Komunitas internasional dikritik setelah pasukan gabungan melawan kelompok bersenjata pergi tanpa dana yang memadai dan dukungan lain yang diperlukan.
Upaya untuk memerangi kelompok bersenjata yang terkait dengan ISIL (ISIS), Al Qaeda dan lainnya telah gagal menghentikan ekspansi mereka di wilayah Sahel Afrika, seorang pejabat senior PBB memperingatkan.
Tanpa dukungan internasional yang lebih besar dan kerja sama regional, ketidakstabilan terhadap negara-negara pesisir Afrika Barat akan meningkat, kata Martha Pobee, Asisten Sekretaris Jenderal PBB untuk Afrika, pada pertemuan Dewan Keamanan pada hari Selasa.
“Kemajuan yang diputuskan dalam perang melawan terorisme, ekstremisme kekerasan, dan kejahatan terorganisir di Sahel harus dilakukan dengan putus asa,” kata Pobee. “Konsekuensi yang menghancurkan dari destabilisasi Sahel yang sedang berlangsung akan terasa jauh melampaui wilayah dan benua Afrika.”
Pasukan anti-terorisme – sekarang terdiri dari Burkina Faso, Chad, Mauritania dan Niger – kehilangan Mali setahun yang lalu ketika para jenderal yang berkuasa memutuskan untuk mundur.
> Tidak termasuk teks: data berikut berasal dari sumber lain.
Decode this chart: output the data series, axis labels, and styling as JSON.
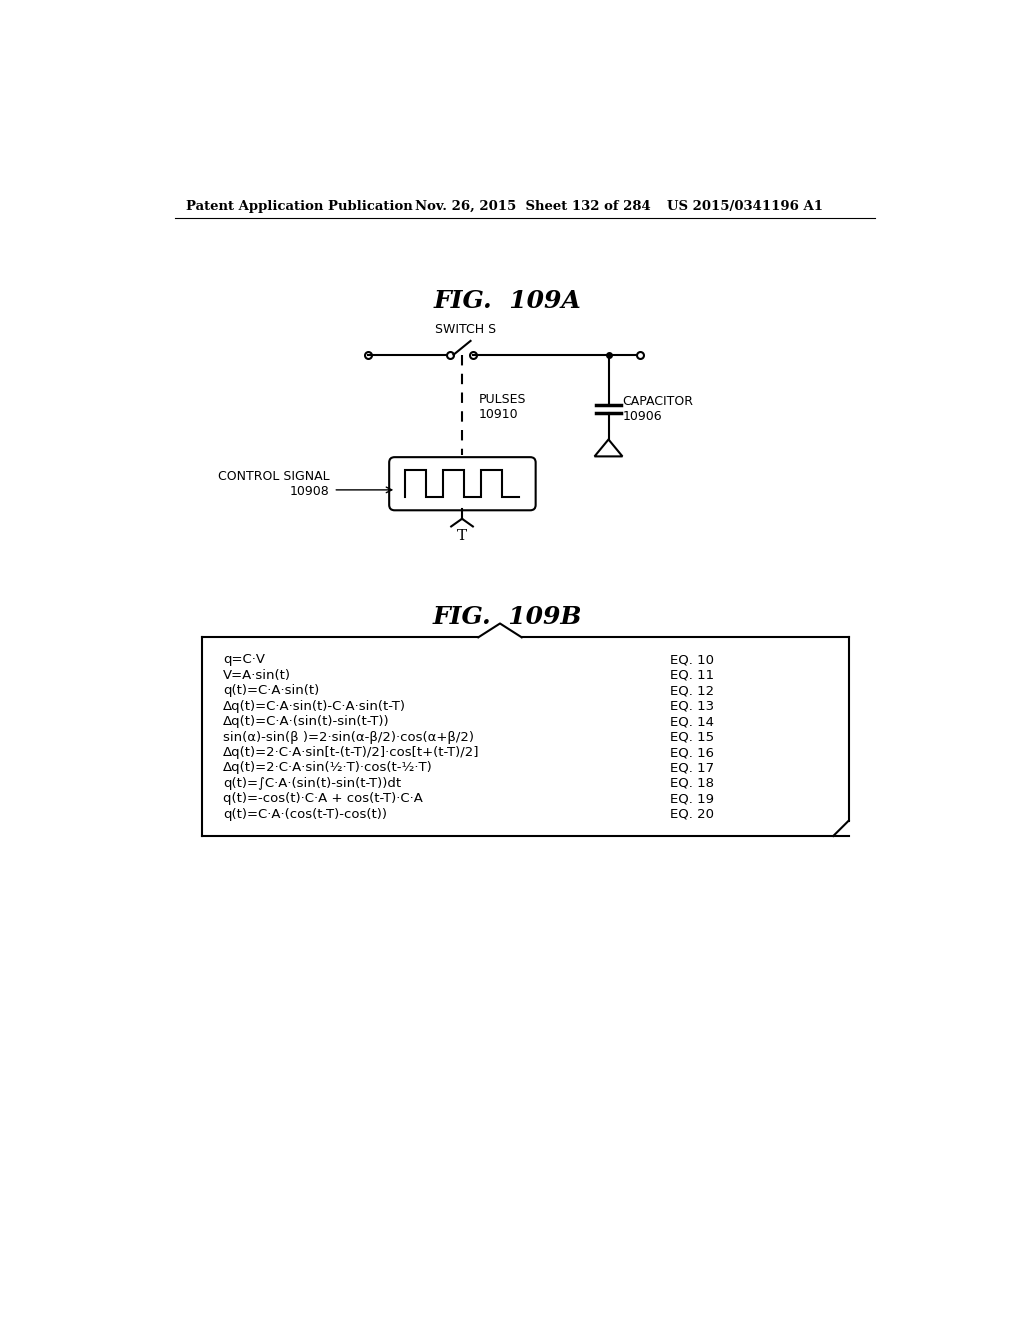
{
  "page_header_left": "Patent Application Publication",
  "page_header_mid": "Nov. 26, 2015  Sheet 132 of 284",
  "page_header_right": "US 2015/0341196 A1",
  "fig_a_title": "FIG.  109A",
  "fig_b_title": "FIG.  109B",
  "background_color": "#ffffff",
  "text_color": "#000000",
  "equations": [
    {
      "left": "q=C·V",
      "right": "EQ. 10"
    },
    {
      "left": "V=A·sin(t)",
      "right": "EQ. 11"
    },
    {
      "left": "q(t)=C·A·sin(t)",
      "right": "EQ. 12"
    },
    {
      "left": "Δq(t)=C·A·sin(t)-C·A·sin(t-T)",
      "right": "EQ. 13"
    },
    {
      "left": "Δq(t)=C·A·(sin(t)-sin(t-T))",
      "right": "EQ. 14"
    },
    {
      "left": "sin(α)-sin(β )=2·sin(α-β/2)·cos(α+β/2)",
      "right": "EQ. 15"
    },
    {
      "left": "Δq(t)=2·C·A·sin[t-(t-T)/2]·cos[t+(t-T)/2]",
      "right": "EQ. 16"
    },
    {
      "left": "Δq(t)=2·C·A·sin(½·T)·cos(t-½·T)",
      "right": "EQ. 17"
    },
    {
      "left": "q(t)=∫C·A·(sin(t)-sin(t-T))dt",
      "right": "EQ. 18"
    },
    {
      "left": "q(t)=-cos(t)·C·A + cos(t-T)·C·A",
      "right": "EQ. 19"
    },
    {
      "left": "q(t)=C·A·(cos(t-T)-cos(t))",
      "right": "EQ. 20"
    }
  ]
}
Pobee mengatakan pasukan tersebut belum melakukan operasi militer besar sejak Januari.
Dia mengatakan pasukan itu beradaptasi dengan kenyataan baru: Prancis memindahkan pasukan kontraterorismenya dari Mali ke Niger karena ketegangan dengan pemerintah militer, dan keputusan Mali untuk mengizinkan tentara bayaran Rusia dari Grup Wagner ditempatkan di wilayahnya.
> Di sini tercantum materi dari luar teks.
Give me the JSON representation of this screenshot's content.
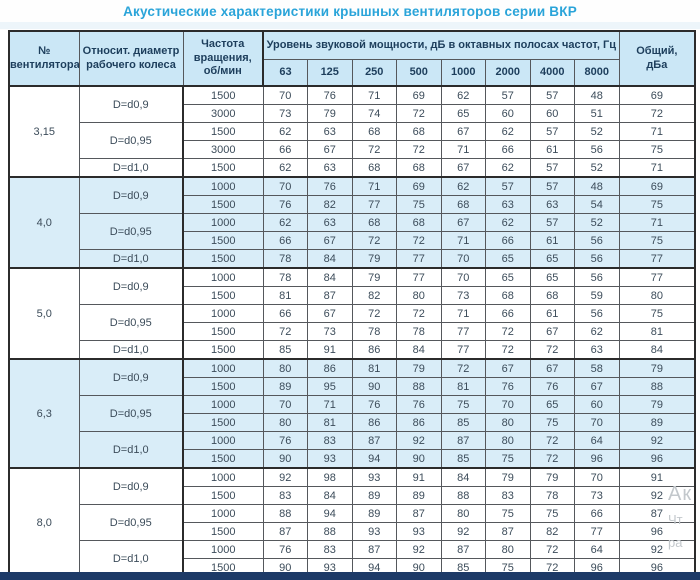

Burkina Faso dan Niger baru-baru ini meningkatkan kerja sama militer dengan Mali untuk melawan gelombang serangan, tetapi “terlepas dari upaya ini, ketidakamanan di wilayah tiga perbatasan terus tumbuh”, katanya.
Pobee mengkritik komunitas internasional, dengan mengatakan bahwa kurangnya konsensus di antara para donor dan mitra telah membuat pasukan gabungan tersebut tidak memiliki dana yang cukup dan dukungan lain yang diperlukan untuk beroperasi penuh dan otonom sehingga “dapat memiliki kemampuan untuk mengontrol wilayah Sahel untuk membantu menstabilkan “.
Sebuah kesepakatan antara PBB, Uni Eropa dan pasukan di mana penjaga perdamaian PBB di Mali menyediakan bahan bakar, ransum, evakuasi medis dan dukungan teknik diperkirakan akan berakhir pada bulan Juni, katanya, mengungkapkan harapan bahwa Dewan Keamanan akan menyelesaikan masalah PBB. pendanaan untuk operasi pemeliharaan perdamaian di Afrika.
‘Ancaman terhadap perdamaian internasional’
Eric Tiaré, sekretaris eksekutif pasukan yang dikenal sebagai G5 Sahel, mengatakan para ahli telah menyelesaikan konsep operasi baru, yang akan disampaikan kepada dewan pertahanannya dan kemudian ke Uni Afrika untuk pengesahan.
“Mengingat Sahel berada di persimpangan jalan, karena melihat banyak ancaman terhadap perdamaian dan keamanan internasional, sangat penting bagi kami untuk memberikan dukungan kepada pasukan tersebut,” katanya. “Pasukan membutuhkan apa yang selalu kurang dan apa yang selalu dicari – pendanaan dan peralatan yang berkelanjutan saat kami berusaha untuk melawan terorisme.”
Kepala kontra-terorisme PBB Vladimir Voronkov mengatakan kepada Dewan Keamanan pada bulan Januari bahwa ekspansi ISIL di wilayah tengah, selatan dan Sahel Afrika “sangat mengkhawatirkan”.
Agustus lalu, pakar keamanan Afrika Martin Ewi mengatakan bahwa setidaknya 20 negara Afrika secara langsung mengalami aktivitas ISIL dan lebih dari 20 lainnya “digunakan untuk logistik dan untuk memobilisasi dana dan sumber daya lainnya”.
Ewi, yang mengoordinasikan proyek kejahatan terorganisir transnasional di Institute for Security Studies di ibu kota Afrika Selatan, Pretoria, mengatakan ISIL berkembang dari hari ke hari di Afrika dan benua itu bisa menjadi “masa depan kekhalifahan”.